Theme 4 - 4.1 Flashcards
What is growing economies?
A countries growth rate is measured by the annual change in gross domestic product (GDP).
What are emerging economies?
Emerging economies are economies that increase growth rate but have relatively low income per head (capita). Examples - India, China and Brazil
What are the implication of economic growth?
Increased trade opportunities
Reduced unemployment
Reduced cost of production
Potential for increased profit
Increase in investments
What are indicators of growth?
HDI (Human Development Index)
Literacy
Health
GDP ( Gross Domestic Product) (per capita)
Gross Domestic Products
GDP - is a measure of all goods and services produced in a country divided by the number of people in the country.

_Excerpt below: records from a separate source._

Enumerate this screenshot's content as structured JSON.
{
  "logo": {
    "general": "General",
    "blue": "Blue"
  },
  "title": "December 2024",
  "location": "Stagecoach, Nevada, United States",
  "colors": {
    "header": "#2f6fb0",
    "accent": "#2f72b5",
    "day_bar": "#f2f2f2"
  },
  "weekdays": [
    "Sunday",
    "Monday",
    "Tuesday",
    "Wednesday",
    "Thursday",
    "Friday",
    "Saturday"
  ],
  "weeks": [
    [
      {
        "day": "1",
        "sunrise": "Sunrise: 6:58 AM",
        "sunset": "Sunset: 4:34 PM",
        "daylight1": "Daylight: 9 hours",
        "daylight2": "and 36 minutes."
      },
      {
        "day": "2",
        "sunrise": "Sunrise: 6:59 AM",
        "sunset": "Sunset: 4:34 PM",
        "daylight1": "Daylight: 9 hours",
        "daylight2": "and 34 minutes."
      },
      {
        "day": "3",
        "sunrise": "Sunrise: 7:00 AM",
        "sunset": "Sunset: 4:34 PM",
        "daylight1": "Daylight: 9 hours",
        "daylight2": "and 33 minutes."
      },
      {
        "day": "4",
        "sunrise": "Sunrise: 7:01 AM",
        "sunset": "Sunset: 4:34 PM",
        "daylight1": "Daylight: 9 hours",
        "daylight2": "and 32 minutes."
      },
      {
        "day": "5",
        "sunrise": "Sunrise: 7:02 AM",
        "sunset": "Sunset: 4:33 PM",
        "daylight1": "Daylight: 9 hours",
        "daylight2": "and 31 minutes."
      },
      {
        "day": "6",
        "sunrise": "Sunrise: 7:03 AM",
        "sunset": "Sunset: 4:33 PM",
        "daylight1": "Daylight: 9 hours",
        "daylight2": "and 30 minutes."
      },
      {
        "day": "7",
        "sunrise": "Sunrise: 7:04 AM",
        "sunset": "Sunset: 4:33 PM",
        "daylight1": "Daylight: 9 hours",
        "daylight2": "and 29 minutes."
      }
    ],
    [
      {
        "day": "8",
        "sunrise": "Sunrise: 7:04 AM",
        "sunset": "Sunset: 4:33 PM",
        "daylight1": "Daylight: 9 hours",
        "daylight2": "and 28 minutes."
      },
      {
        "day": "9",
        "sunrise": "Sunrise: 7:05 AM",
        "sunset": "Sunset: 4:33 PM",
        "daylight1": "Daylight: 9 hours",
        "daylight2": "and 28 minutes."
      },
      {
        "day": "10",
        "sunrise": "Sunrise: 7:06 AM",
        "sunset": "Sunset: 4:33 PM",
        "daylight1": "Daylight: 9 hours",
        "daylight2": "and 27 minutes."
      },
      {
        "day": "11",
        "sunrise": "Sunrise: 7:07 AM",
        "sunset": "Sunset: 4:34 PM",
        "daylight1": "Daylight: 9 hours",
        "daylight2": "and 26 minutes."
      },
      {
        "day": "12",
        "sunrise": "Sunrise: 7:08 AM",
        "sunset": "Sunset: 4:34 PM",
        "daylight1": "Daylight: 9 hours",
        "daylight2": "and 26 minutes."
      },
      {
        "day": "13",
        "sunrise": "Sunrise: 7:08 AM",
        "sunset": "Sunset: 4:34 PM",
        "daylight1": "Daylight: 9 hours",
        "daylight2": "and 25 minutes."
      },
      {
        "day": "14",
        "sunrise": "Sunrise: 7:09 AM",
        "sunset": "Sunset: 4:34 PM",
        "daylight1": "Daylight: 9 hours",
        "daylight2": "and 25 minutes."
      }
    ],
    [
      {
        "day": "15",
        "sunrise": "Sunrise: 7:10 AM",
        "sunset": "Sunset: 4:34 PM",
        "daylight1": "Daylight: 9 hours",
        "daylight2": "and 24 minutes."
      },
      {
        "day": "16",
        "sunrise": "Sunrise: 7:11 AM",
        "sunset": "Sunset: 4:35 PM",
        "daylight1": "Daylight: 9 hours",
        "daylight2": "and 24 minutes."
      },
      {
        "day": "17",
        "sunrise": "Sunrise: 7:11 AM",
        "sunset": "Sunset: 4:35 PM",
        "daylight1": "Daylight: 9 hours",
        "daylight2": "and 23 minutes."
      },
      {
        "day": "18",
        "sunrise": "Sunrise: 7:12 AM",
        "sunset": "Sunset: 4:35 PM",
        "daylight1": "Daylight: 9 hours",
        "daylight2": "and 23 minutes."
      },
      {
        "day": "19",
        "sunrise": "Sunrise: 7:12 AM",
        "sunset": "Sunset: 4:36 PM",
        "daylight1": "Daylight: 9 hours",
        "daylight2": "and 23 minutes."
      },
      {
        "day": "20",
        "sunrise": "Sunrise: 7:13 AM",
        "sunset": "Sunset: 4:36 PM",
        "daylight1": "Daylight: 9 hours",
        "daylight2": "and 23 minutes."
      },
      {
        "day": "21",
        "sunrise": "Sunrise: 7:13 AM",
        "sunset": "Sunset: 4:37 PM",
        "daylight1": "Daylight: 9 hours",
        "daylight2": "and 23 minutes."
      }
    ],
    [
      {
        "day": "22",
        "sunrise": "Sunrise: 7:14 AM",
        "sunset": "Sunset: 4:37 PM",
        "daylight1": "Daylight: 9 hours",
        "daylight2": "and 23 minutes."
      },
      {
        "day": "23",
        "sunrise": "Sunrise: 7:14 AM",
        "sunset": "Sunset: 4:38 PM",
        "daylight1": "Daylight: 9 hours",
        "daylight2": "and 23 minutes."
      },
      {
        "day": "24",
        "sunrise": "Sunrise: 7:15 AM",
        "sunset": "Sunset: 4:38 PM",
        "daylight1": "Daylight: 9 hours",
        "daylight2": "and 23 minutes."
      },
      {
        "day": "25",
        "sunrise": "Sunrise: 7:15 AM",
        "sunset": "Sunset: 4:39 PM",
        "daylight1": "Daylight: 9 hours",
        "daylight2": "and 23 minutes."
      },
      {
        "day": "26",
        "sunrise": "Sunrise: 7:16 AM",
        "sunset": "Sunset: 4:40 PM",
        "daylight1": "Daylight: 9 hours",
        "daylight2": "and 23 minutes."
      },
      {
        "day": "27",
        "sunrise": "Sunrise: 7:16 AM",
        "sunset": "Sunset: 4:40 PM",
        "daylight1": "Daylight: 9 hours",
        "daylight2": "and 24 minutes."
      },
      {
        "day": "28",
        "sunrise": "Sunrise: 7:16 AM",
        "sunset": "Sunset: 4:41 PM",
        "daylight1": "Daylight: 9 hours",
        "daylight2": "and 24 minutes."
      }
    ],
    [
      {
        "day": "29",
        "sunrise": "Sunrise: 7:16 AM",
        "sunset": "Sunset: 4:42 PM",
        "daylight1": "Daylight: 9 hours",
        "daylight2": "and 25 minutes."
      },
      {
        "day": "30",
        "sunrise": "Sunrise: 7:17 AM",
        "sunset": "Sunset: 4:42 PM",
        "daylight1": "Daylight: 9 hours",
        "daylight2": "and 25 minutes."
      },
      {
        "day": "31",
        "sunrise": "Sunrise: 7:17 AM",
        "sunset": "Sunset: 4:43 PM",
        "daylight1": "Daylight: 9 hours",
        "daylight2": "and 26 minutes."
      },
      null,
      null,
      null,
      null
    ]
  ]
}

What are the issues with GDP?
GDP uses figures that are adjusted for inflation.
Reported figures for GDP for each individual.
Comparing currencies - it can be hard to compare with different nations as they have different currencies. One way to compare is to compare the buying power across countries for a standardised basket of goods.
Health
Health - health of a nation is a good indicators of the standard of living (income and how much people can buy) and potential demand and prosperity in a country.
How do you measure health?
Life expectancy
Infant death rate
Access to clean water
Doctors per 100000 people
Literacy
Literacy rates is a indication of the standard of living in terms of education and skills in workforce. Higher education rates leads to better quantity workforce.
Human Development Index
HDI is a combination of economic statistics for a country. The purposed of HDI is to focus on the countries people rather then the economic context.
How do you measure HDI?
Life expectancy
Mean years of schooling
Gross National Income - (measure of income based on US dollar value of a country’s income divided by its population)
What is importing and exporting?
Importing is buy or importing products, materials and components for the production of goods from a foreign country.
Exporting is selling products and services directly to foreign customers.
Why do business use importing and exporting?
Importing and exporting is the easiest way for business to trade internationally but it does have risk with fluctuations in exchange rates which will influence the demand and cost from foreign buyers.